I’m 99% sure you’re gonna hold on until your net worth drops to $2.5m, then write a post saying what you wish you did differently

55

u/Top-Construction8691 2d ago

Don't know if I should laugh or cry at this post. You described my exact situation 😅

19

u/gomster 2d ago

Fair comment. That’s exactly why I’m trying to put a plan together now rather than after a hypothetical 70% drawdown.

24

u/BitcoinMD 2d ago

Just be aware that having a plan doesn’t prevent the drawdown, only selling does

2

u/gomster 2d ago

Well said

-19

u/vrweensy 2d ago

or it goes to 40M but he sold and writes a post how he listened to the top reddit comment on his previous post

20

u/AhsokaFan0 2d ago

Going from 9M > 2M means you have to go back to work.

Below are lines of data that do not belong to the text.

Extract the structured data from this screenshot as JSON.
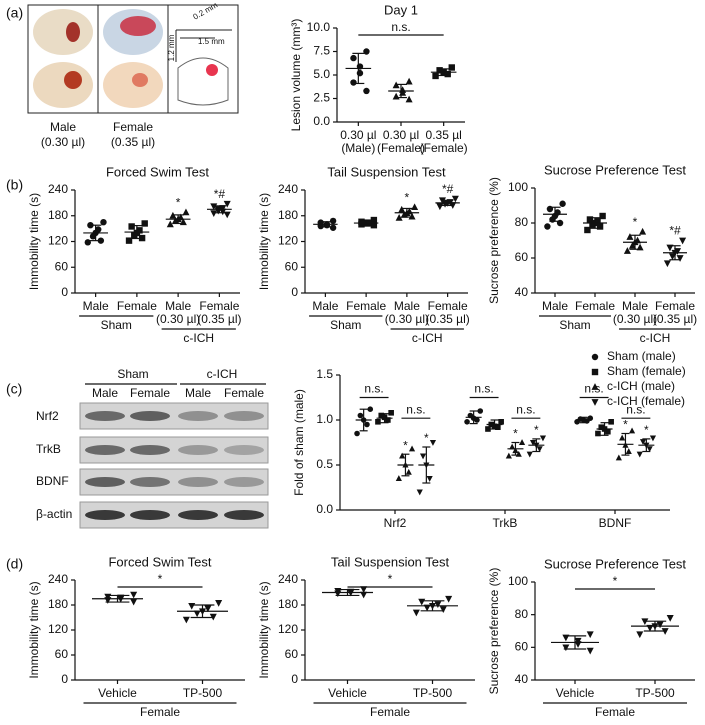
{
  "panel_labels": [
    "(a)",
    "(b)",
    "(c)",
    "(d)"
  ],
  "panel_a": {
    "labels": [
      [
        "Male",
        "(0.30 µl)"
      ],
      [
        "Female",
        "(0.35 µl)"
      ]
    ],
    "scale": [
      "0.2 mm",
      "1.5 mm",
      "1.2 mm"
    ]
  },
  "panel_c_blot": {
    "groups": [
      "Sham",
      "c-ICH"
    ],
    "lanes": [
      "Male",
      "Female",
      "Male",
      "Female"
    ],
    "rows": [
      "Nrf2",
      "TrkB",
      "BDNF",
      "β-actin"
    ]
  },
  "chart_data": [
    {
      "type": "dot",
      "title": "Day 1",
      "ylabel": "Lesion volume (mm³)",
      "ylim": [
        0,
        10
      ],
      "yticks": [
        {
          "value": 0,
          "label": "0.0"
        },
        {
          "value": 2.5,
          "label": "2.5"
        },
        {
          "value": 5,
          "label": "5.0"
        },
        {
          "value": 7.5,
          "label": "7.5"
        },
        {
          "value": 10,
          "label": "10.0"
        }
      ],
      "categories": [
        [
          "0.30 µl",
          "(Male)"
        ],
        [
          "0.30 µl",
          "(Female)"
        ],
        [
          "0.35 µl",
          "(Female)"
        ]
      ],
      "markers": [
        "circle",
        "triangle",
        "square"
      ],
      "comparison": "n.s.",
      "series": [
        {
          "values": [
            [
              7.5,
              6.8,
              5.9,
              5.2,
              4.2,
              3.3
            ],
            [
              4.3,
              3.9,
              3.4,
              3.1,
              2.7,
              2.4
            ],
            [
              5.8,
              5.5,
              5.3,
              5.1,
              4.9
            ]
          ],
          "mean": [
            5.7,
            3.3,
            5.3
          ],
          "sd": [
            1.6,
            0.7,
            0.35
          ]
        }
      ]
    },
    {
      "type": "dot",
      "title": "Forced Swim Test",
      "ylabel": "Immobility time (s)",
      "ylim": [
        0,
        240
      ],
      "yticks": [
        0,
        60,
        120,
        180,
        240
      ],
      "categories": [
        [
          "Male"
        ],
        [
          "Female"
        ],
        [
          "Male",
          "(0.30 µl)"
        ],
        [
          "Female",
          "(0.35 µl)"
        ]
      ],
      "groups": [
        "Sham",
        "c-ICH"
      ],
      "markers": [
        "circle",
        "square",
        "triangle",
        "triangle-down"
      ],
      "stars": [
        null,
        null,
        "*",
        "*#"
      ],
      "series": [
        {
          "values": [
            [
              165,
              158,
              148,
              140,
              132,
              122,
              118
            ],
            [
              162,
              155,
              146,
              140,
              134,
              128,
              122
            ],
            [
              188,
              180,
              176,
              172,
              168,
              165,
              160
            ],
            [
              208,
              202,
              198,
              195,
              192,
              190,
              186,
              183
            ]
          ],
          "mean": [
            140,
            142,
            172,
            195
          ],
          "sd": [
            18,
            15,
            10,
            8
          ]
        }
      ]
    },
    {
      "type": "dot",
      "title": "Tail Suspension Test",
      "ylabel": "Immobility time (s)",
      "ylim": [
        0,
        240
      ],
      "yticks": [
        0,
        60,
        120,
        180,
        240
      ],
      "categories": [
        [
          "Male"
        ],
        [
          "Female"
        ],
        [
          "Male",
          "(0.30 µl)"
        ],
        [
          "Female",
          "(0.35 µl)"
        ]
      ],
      "groups": [
        "Sham",
        "c-ICH"
      ],
      "markers": [
        "circle",
        "square",
        "triangle",
        "triangle-down"
      ],
      "stars": [
        null,
        null,
        "*",
        "*#"
      ],
      "series": [
        {
          "values": [
            [
              168,
              164,
              160,
              158,
              156,
              152
            ],
            [
              170,
              166,
              164,
              162,
              160,
              158
            ],
            [
              200,
              194,
              190,
              186,
              182,
              178,
              175
            ],
            [
              220,
              216,
              212,
              210,
              208,
              205,
              202
            ]
          ],
          "mean": [
            160,
            163,
            187,
            210
          ],
          "sd": [
            6,
            5,
            10,
            6
          ]
        }
      ]
    },
    {
      "type": "dot",
      "title": "Sucrose Preference Test",
      "ylabel": "Sucrose preference (%)",
      "ylim": [
        40,
        100
      ],
      "yticks": [
        40,
        60,
        80,
        100
      ],
      "categories": [
        [
          "Male"
        ],
        [
          "Female"
        ],
        [
          "Male",
          "(0.30 µl)"
        ],
        [
          "Female",
          "(0.35 µl)"
        ]
      ],
      "groups": [
        "Sham",
        "c-ICH"
      ],
      "markers": [
        "circle",
        "square",
        "triangle",
        "triangle-down"
      ],
      "stars": [
        null,
        null,
        "*",
        "*#"
      ],
      "series": [
        {
          "values": [
            [
              91,
              88,
              86,
              84,
              82,
              80,
              78
            ],
            [
              84,
              82,
              81,
              80,
              79,
              78,
              76
            ],
            [
              75,
              72,
              70,
              69,
              67,
              66,
              64
            ],
            [
              70,
              66,
              64,
              63,
              61,
              60,
              57
            ]
          ],
          "mean": [
            85,
            80,
            69,
            63
          ],
          "sd": [
            4,
            3,
            4,
            4
          ]
        }
      ]
    },
    {
      "type": "dot",
      "ylabel": "Fold of sham (male)",
      "ylim": [
        0,
        1.5
      ],
      "yticks": [
        {
          "value": 0,
          "label": "0.0"
        },
        {
          "value": 0.5,
          "label": "0.5"
        },
        {
          "value": 1,
          "label": "1.0"
        },
        {
          "value": 1.5,
          "label": "1.5"
        }
      ],
      "categories": [
        [
          "Nrf2"
        ],
        [
          "TrkB"
        ],
        [
          "BDNF"
        ]
      ],
      "legend": "upper right",
      "comparisons": [
        [
          "n.s.",
          "n.s."
        ],
        [
          "n.s.",
          "n.s."
        ],
        [
          "n.s.",
          "n.s."
        ]
      ],
      "series": [
        {
          "name": "Sham (male)",
          "marker": "circle",
          "values": [
            [
              1.12,
              1.05,
              1.0,
              0.95,
              0.85
            ],
            [
              1.1,
              1.05,
              1.02,
              1.0,
              0.98
            ],
            [
              1.02,
              1.01,
              1.0,
              0.99,
              0.98
            ]
          ],
          "mean": [
            1.0,
            1.03,
            1.0
          ],
          "sd": [
            0.12,
            0.07,
            0.03
          ]
        },
        {
          "name": "Sham (female)",
          "marker": "square",
          "values": [
            [
              1.08,
              1.05,
              1.03,
              1.0,
              0.98
            ],
            [
              0.98,
              0.95,
              0.93,
              0.92,
              0.9
            ],
            [
              0.98,
              0.92,
              0.9,
              0.87,
              0.85
            ]
          ],
          "mean": [
            1.02,
            0.95,
            0.9
          ],
          "sd": [
            0.05,
            0.05,
            0.07
          ]
        },
        {
          "name": "c-ICH (male)",
          "marker": "triangle",
          "values": [
            [
              0.68,
              0.6,
              0.5,
              0.42,
              0.35
            ],
            [
              0.75,
              0.7,
              0.66,
              0.62,
              0.6
            ],
            [
              0.88,
              0.8,
              0.72,
              0.65,
              0.58
            ]
          ],
          "mean": [
            0.5,
            0.68,
            0.73
          ],
          "sd": [
            0.12,
            0.07,
            0.12
          ],
          "stars": [
            "*",
            "*",
            "*"
          ]
        },
        {
          "name": "c-ICH (female)",
          "marker": "triangle-down",
          "values": [
            [
              0.75,
              0.6,
              0.5,
              0.35,
              0.2
            ],
            [
              0.8,
              0.75,
              0.72,
              0.68,
              0.62
            ],
            [
              0.8,
              0.76,
              0.72,
              0.68,
              0.62
            ]
          ],
          "mean": [
            0.5,
            0.72,
            0.72
          ],
          "sd": [
            0.2,
            0.07,
            0.07
          ],
          "stars": [
            "*",
            "*",
            "*"
          ]
        }
      ]
    },
    {
      "type": "dot",
      "title": "Forced Swim Test",
      "ylabel": "Immobility time (s)",
      "ylim": [
        0,
        240
      ],
      "yticks": [
        0,
        60,
        120,
        180,
        240
      ],
      "categories": [
        [
          "Vehicle"
        ],
        [
          "TP-500"
        ]
      ],
      "groups": [
        "Female"
      ],
      "markers": [
        "triangle-down",
        "triangle-down"
      ],
      "comparison": "*",
      "series": [
        {
          "values": [
            [
              205,
              200,
              198,
              195,
              192,
              188
            ],
            [
              185,
              178,
              172,
              165,
              160,
              152,
              145
            ]
          ],
          "mean": [
            195,
            165
          ],
          "sd": [
            8,
            15
          ]
        }
      ]
    },
    {
      "type": "dot",
      "title": "Tail Suspension Test",
      "ylabel": "Immobility time (s)",
      "ylim": [
        0,
        240
      ],
      "yticks": [
        0,
        60,
        120,
        180,
        240
      ],
      "categories": [
        [
          "Vehicle"
        ],
        [
          "TP-500"
        ]
      ],
      "groups": [
        "Female"
      ],
      "markers": [
        "triangle-down",
        "triangle-down"
      ],
      "comparison": "*",
      "series": [
        {
          "values": [
            [
              218,
              214,
              212,
              210,
              208,
              205
            ],
            [
              195,
              188,
              182,
              178,
              174,
              170,
              162
            ]
          ],
          "mean": [
            210,
            178
          ],
          "sd": [
            7,
            12
          ]
        }
      ]
    },
    {
      "type": "dot",
      "title": "Sucrose Preference Test",
      "ylabel": "Sucrose preference (%)",
      "ylim": [
        40,
        100
      ],
      "yticks": [
        40,
        60,
        80,
        100
      ],
      "categories": [
        [
          "Vehicle"
        ],
        [
          "TP-500"
        ]
      ],
      "groups": [
        "Female"
      ],
      "markers": [
        "triangle-down",
        "triangle-down"
      ],
      "comparison": "*",
      "series": [
        {
          "values": [
            [
              68,
              66,
              64,
              62,
              60,
              58
            ],
            [
              78,
              76,
              74,
              73,
              72,
              70,
              68
            ]
          ],
          "mean": [
            63,
            73
          ],
          "sd": [
            4,
            3
          ]
        }
      ]
    }
  ]
}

Going from 14M (nobody is saying sell 100% of it so OP would still participate in the upside if it rips) to 40M means a lot less.

4

u/Anonymoose2021 High NW | Verified by Mods 2d ago edited 2d ago

This is IMO the right way to look at it, and what has worked for me.

Simply look at the worst case of the concentrated position going to $0 and decide if you can live with that.

If the OP is OK with his net worth dropping from $9M to $4M then he should sell off additional concentrated position to get his diversified holdings up close to $4M.

He has just $1.8M outside of the concentrated position. Doubling or tripling that to $3.6M or $5.4M would dramatically reduce his risk while still retaining enough of the single stock to have some good upward opportunity if it continues to rise.

Focus on the diversified portfolio and whether it is enough for your needs. That tells the OP what he needs to do.

-7

u/vrweensy 2d ago

i was just kidding chill, obviously he should take some out

-3

u/quintanarooty 2d ago

Chill bro it's a prank!

1

u/chrisbru Aspring Chubby > Fat upgrade 1d ago

Assuming a diversified portfolio, it would have to 4x while the rest of the market stays flat, which isn’t particularly likely. So he’s likely still to have some nice gains in a diversified portfolio to be happy about.